There are circumstances when choosing specific Airflow operators to represent a dbt node is helpful. An example could be to use an S3 sensor to represent dbt sources or to create custom operators to handle exposures. Your pipeline may even have specific node types not part of the standard dbt definitions.

The following example illustrates how it is possible to tell Cosmos how to convert two different types of nodes (source and exposure) into Airflow:

# Cosmos will use this function to generate an empty task when it finds a source node, in the manifest.
# A more realistic use case could be to use an Airflow sensor to represent a source.
def convert_source(dag: DAG, task_group: TaskGroup, node: DbtNode, **kwargs):
    """
    Return an instance of a desired operator to represent a dbt "source" node.
    """
    return EmptyOperator(dag=dag, task_group=task_group, task_id=f"{node.name}_source")

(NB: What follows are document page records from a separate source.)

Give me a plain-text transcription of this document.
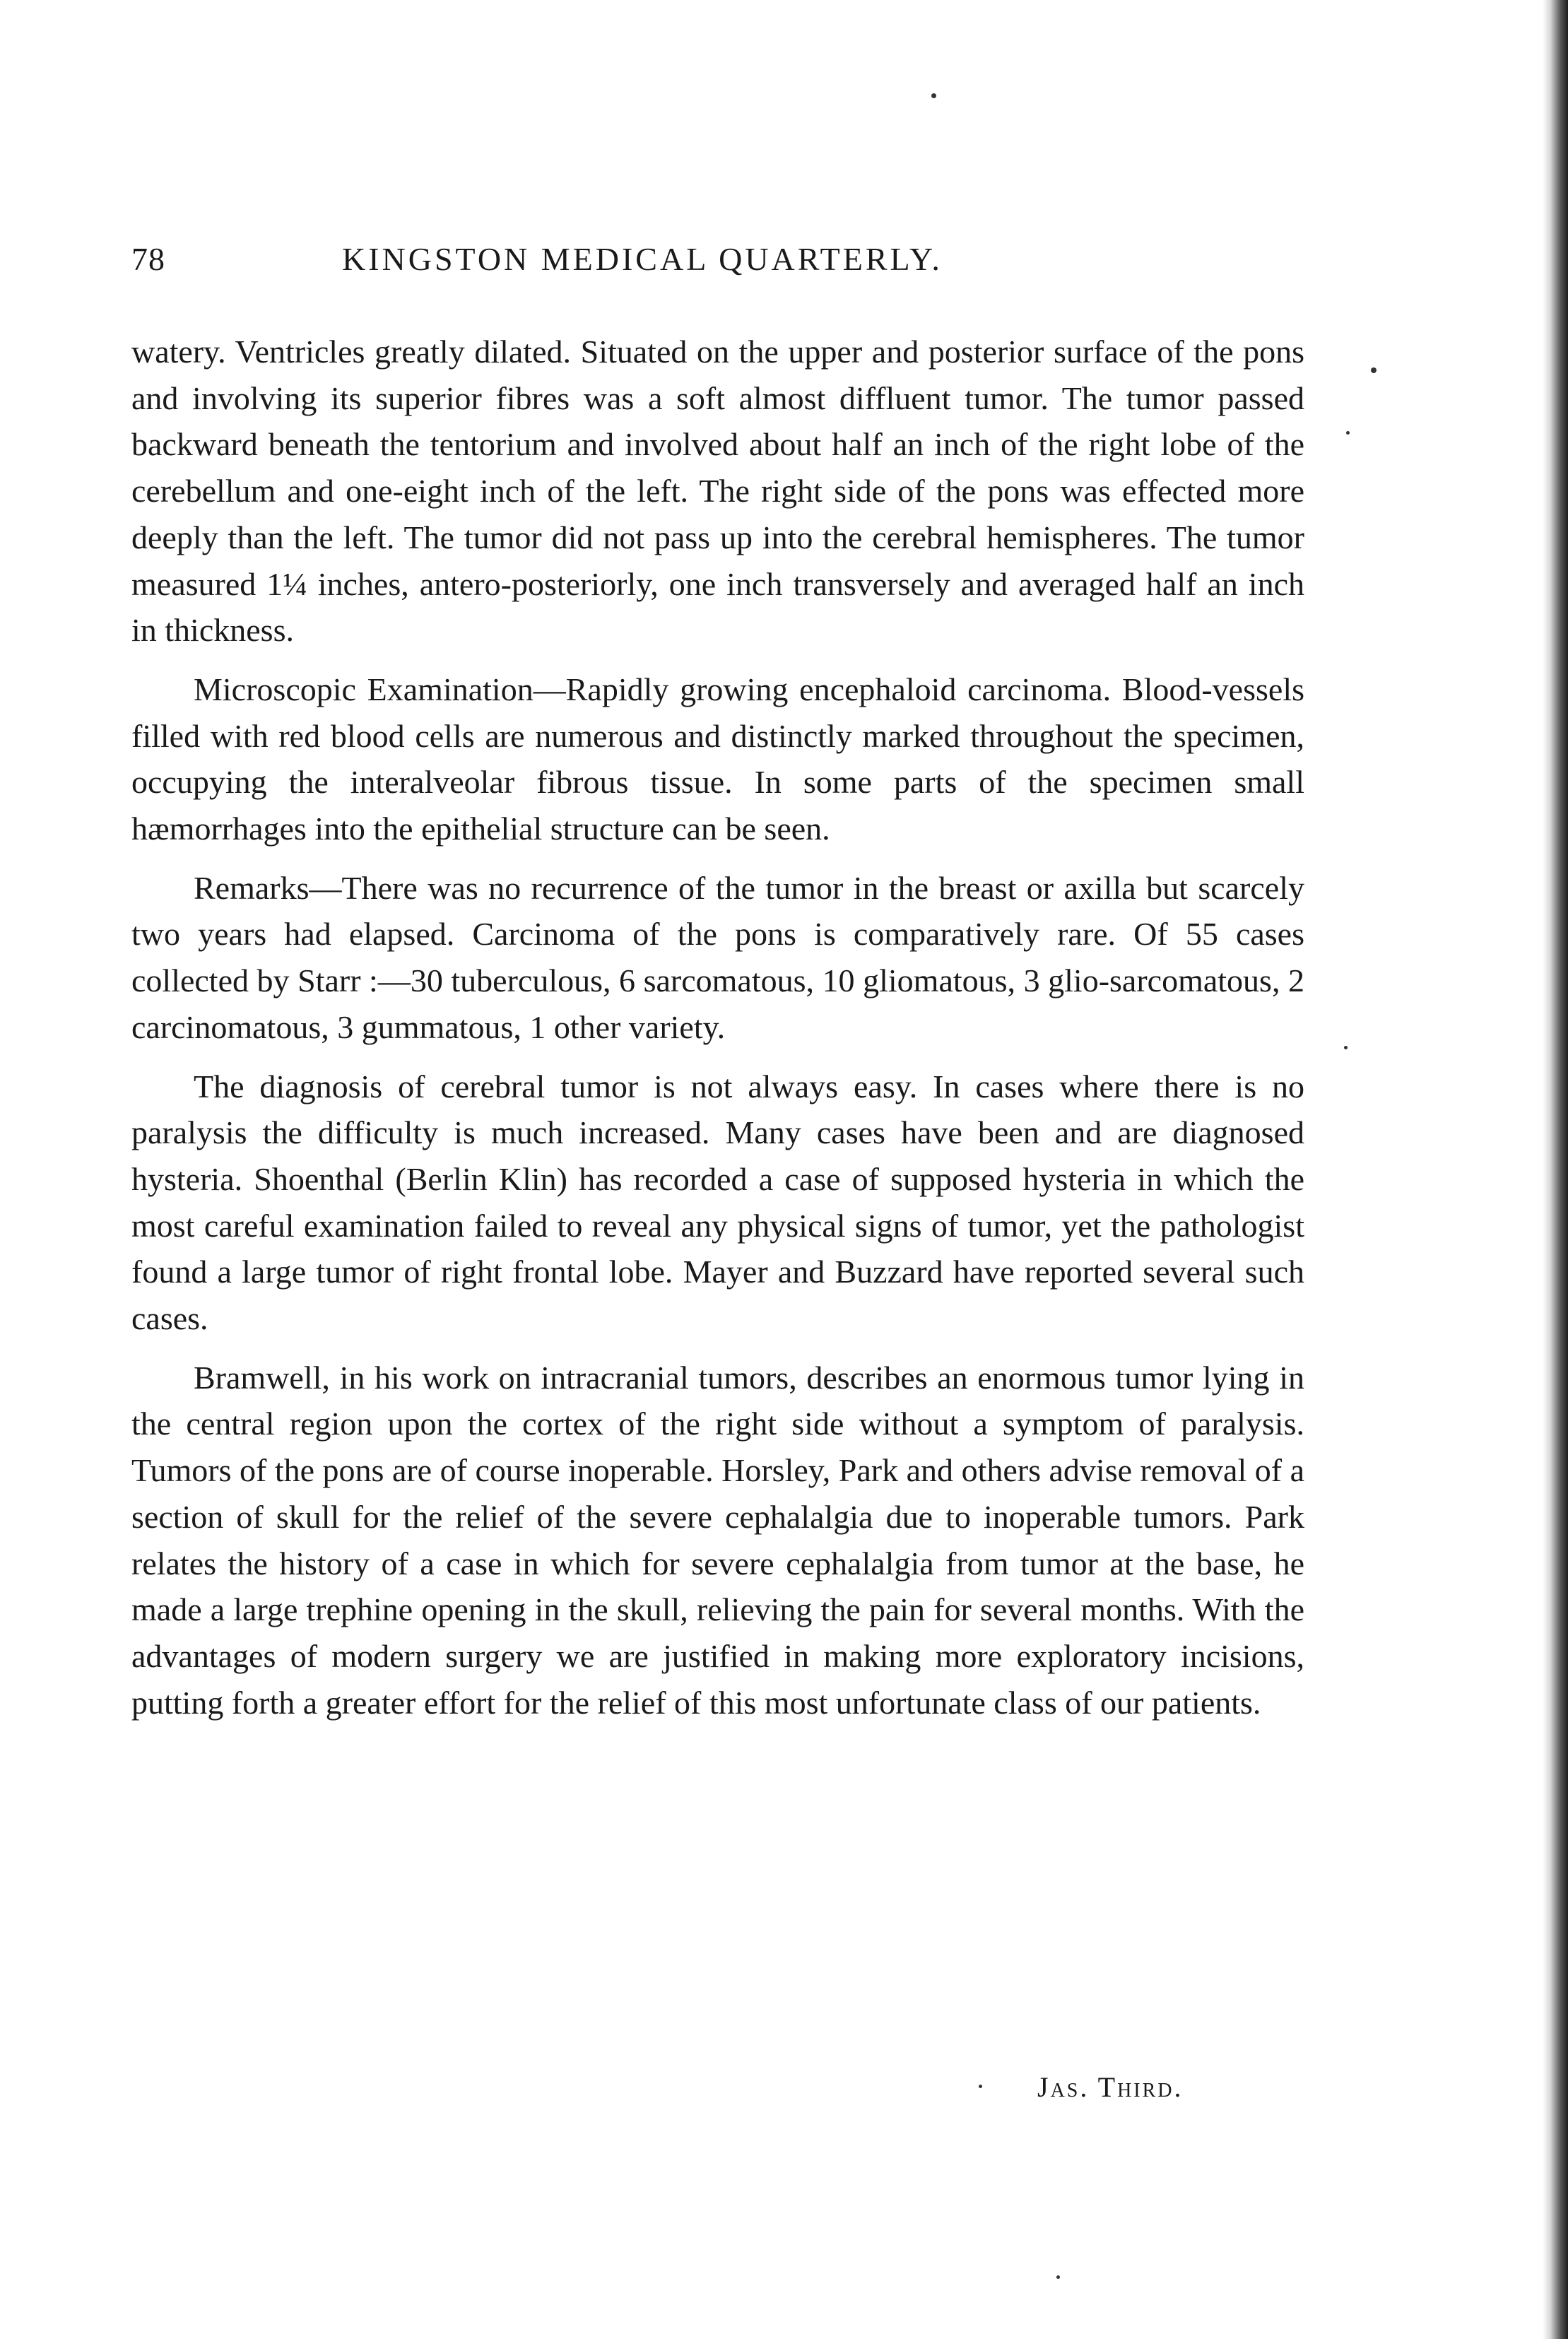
78	KINGSTON MEDICAL QUARTERLY.

watery. Ventricles greatly dilated. Situated on the upper and posterior surface of the pons and involving its superior fibres was a soft almost diffluent tumor. The tumor passed backward beneath the tentorium and involved about half an inch of the right lobe of the cerebellum and one-eight inch of the left. The right side of the pons was effected more deeply than the left. The tumor did not pass up into the cerebral hemispheres. The tumor measured 1¼ inches, antero-posteriorly, one inch transversely and averaged half an inch in thickness.

Microscopic Examination—Rapidly growing encephaloid carcinoma. Blood-vessels filled with red blood cells are numerous and distinctly marked throughout the specimen, occupying the interalveolar fibrous tissue. In some parts of the specimen small hæmorrhages into the epithelial structure can be seen.

Remarks—There was no recurrence of the tumor in the breast or axilla but scarcely two years had elapsed. Carcinoma of the pons is comparatively rare. Of 55 cases collected by Starr :—30 tuberculous, 6 sarcomatous, 10 gliomatous, 3 glio-sarcomatous, 2 carcinomatous, 3 gummatous, 1 other variety.

The diagnosis of cerebral tumor is not always easy. In cases where there is no paralysis the difficulty is much increased. Many cases have been and are diagnosed hysteria. Shoenthal (Berlin Klin) has recorded a case of supposed hysteria in which the most careful examination failed to reveal any physical signs of tumor, yet the pathologist found a large tumor of right frontal lobe. Mayer and Buzzard have reported several such cases.

Bramwell, in his work on intracranial tumors, describes an enormous tumor lying in the central region upon the cortex of the right side without a symptom of paralysis. Tumors of the pons are of course inoperable. Horsley, Park and others advise removal of a section of skull for the relief of the severe cephalalgia due to inoperable tumors. Park relates the history of a case in which for severe cephalalgia from tumor at the base, he made a large trephine opening in the skull, relieving the pain for several months. With the advantages of modern surgery we are justified in making more exploratory incisions, putting forth a greater effort for the relief of this most unfortunate class of our patients.

Jas. Third.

# Cosmos will use this function to generate an empty task when it finds a exposure node, in the manifest.
def convert_exposure(dag: DAG, task_group: TaskGroup, node: DbtNode, **kwargs):
    """
    Return an instance of a desired operator to represent a dbt "exposure" node.
    """
    return EmptyOperator(dag=dag, task_group=task_group, task_id=f"{node.name}_exposure")


# Use `RenderConfig` to tell Cosmos, given a node type, how to convert a dbt node into an Airflow task or task group.
# In this example, we are telling Cosmos how to convert dbt source and exposure nodes.
# When building the Airflow DAG, if the user defined the conversion function, Cosmos will use it.
# Otherwise, it will use its standard conversion function.
render_config = RenderConfig(
    node_converters={
        DbtResourceType("source"): convert_source,  # known dbt node type to Cosmos (part of DbtResourceType)
        DbtResourceType("exposure"): convert_exposure,  # dbt node type new to Cosmos (will be added to DbtResourceType)
    },
)

project_config = ProjectConfig(
    DBT_ROOT_PATH / "jaffle_shop",
    dbt_vars={"animation_alias": "top_5_animated_movies"},
)


example_cosmos_sources = DbtDag(
    # dbt/cosmos-specific parameters
    project_config=project_config,
    profile_config=profile_config,
    render_config=render_config,
    # normal dag parameters
    schedule_interval="@daily",
    start_date=datetime(2023, 1, 1),
    catchup=False,
    dag_id="example_cosmos_sources",
    operator_args={
        "install_deps": True,
    },
)

When defining the mapping for a new type that is not part of Cosmos’ DbtResourceType enumeration, users should use the syntax DbtResourceType("new-node-type") as opposed to DbtResourceType.EXISTING_TYPE. It will dynamically add the new type to the enumeration DbtResourceType so that Cosmos can parse these dbt nodes and convert them into the Airflow DAG.